First, the study of moral philosophy has become divorced from the study of morality or rather of moralities and by so doing has distanced itself from practice. We do not expect serious work in the philosophy of physics from students who have never studied physics or on the philosophy of law from students who have never studied law. But there is not even a hint of a suggestion that courses in social and cultural anthropology and in certain areas of sociology and psychology should be a prerequisite for graduate work in moral philosophy. … A second necessary condition is a prior and continuing engagement with a variety of practices and a reflective grasp of what is involved in such engagement. … A third respect in which academic moral philosophy fails as a discipline of inquiry is a result of the extraordinary pressure exerted to sustain the status quo. What is the penalty that threatens academics who do not conform to the established norms? It is that their writing will go unpublished and disregarded. …

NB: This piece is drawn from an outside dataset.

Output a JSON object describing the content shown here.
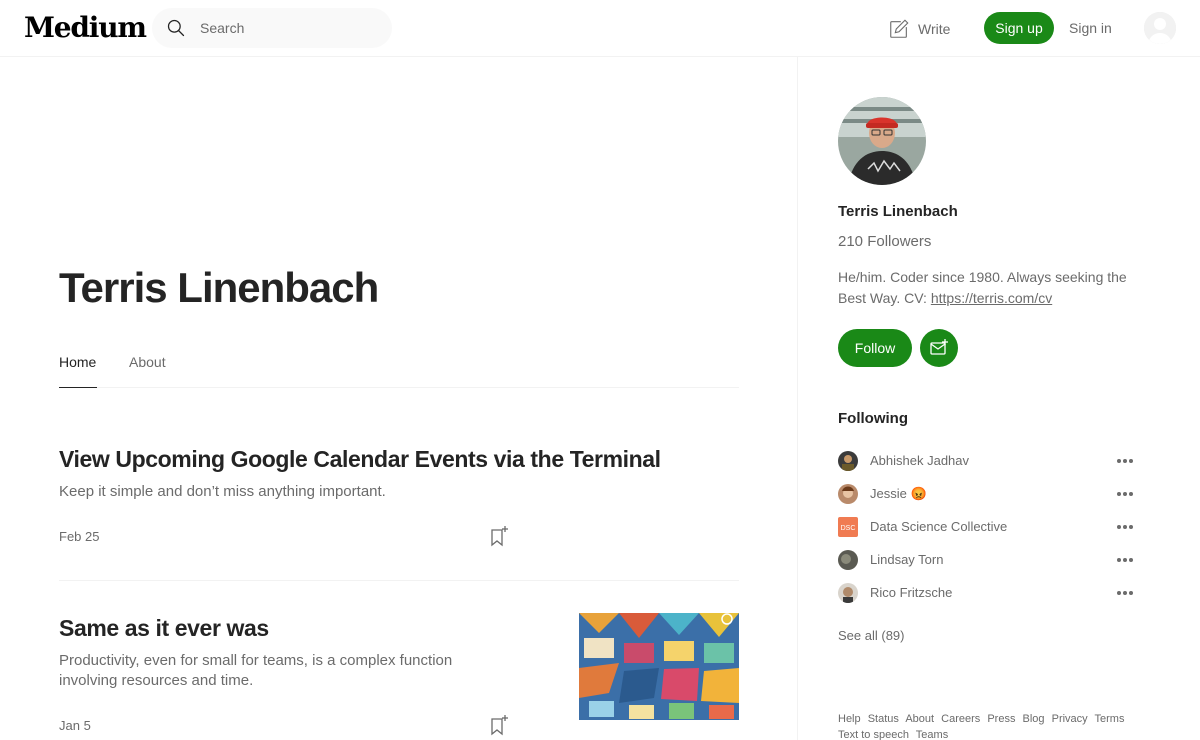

An inescapable conclusion emerges. In moral philosophy, as in other areas of philosophy, much of what is written must go unpublished and much of what is published must go unread. What function then is served by this cruel academic treadmill? Its function is to inculcate the currently established conception of the tasks of moral philosophy and of its past history. It is to make certain that the young recognize whose arguments are to be taken seriously and whose disdained, when and about what to make jokes, and at whom and with whom it is permissible to sneer or condescend. It is to shape minds so that they are open to some ideas and closed to others. Academic moral philosophy is a conformist discipline, and habituation in writing what is well designed to secure the approval of those with established academic power is one principal means of producing and reinforcing that conformism.
Epilogue
Two salient thoughts emerge from this narrative. The first concerns the importance for the moral philosopher of living on the margins, intellectually as well as politically, a necessary condition for being able to see things as they are. The two standpoints without which I would have been unable to understand either modern morality or twentieth-century moral philosophy are those of Thomism and of Marxism, and I therefore owe a large and unpayable debt of gratitude to those who sustained and enriched those marginal movements of thought in the inhospitable intellectual climate of capitalist modernity. … One way to make it highly improbable that you will enjoy outstanding academic success is to enter contemporary debates in moral philosophy as either a Thomist or a Marxist.
A second thought, perhaps in tension with the first, concerns the importance for the moral philosopher of nonetheless learning as much as she or he can from those at the academic center, those who have made definitive contributions to the ongoing debates of academic moral philosophy. For interestingly it is often they who supply the resources that one needs if one is to free oneself from the limitations of their standpoint. If one is to evaluate both the achievements and the defects of twentieth-century academic moral philosophy, it needs to be understood both from within and from a standpoint that is at once external and radically critical. It is such a standpoint that I have tried to define.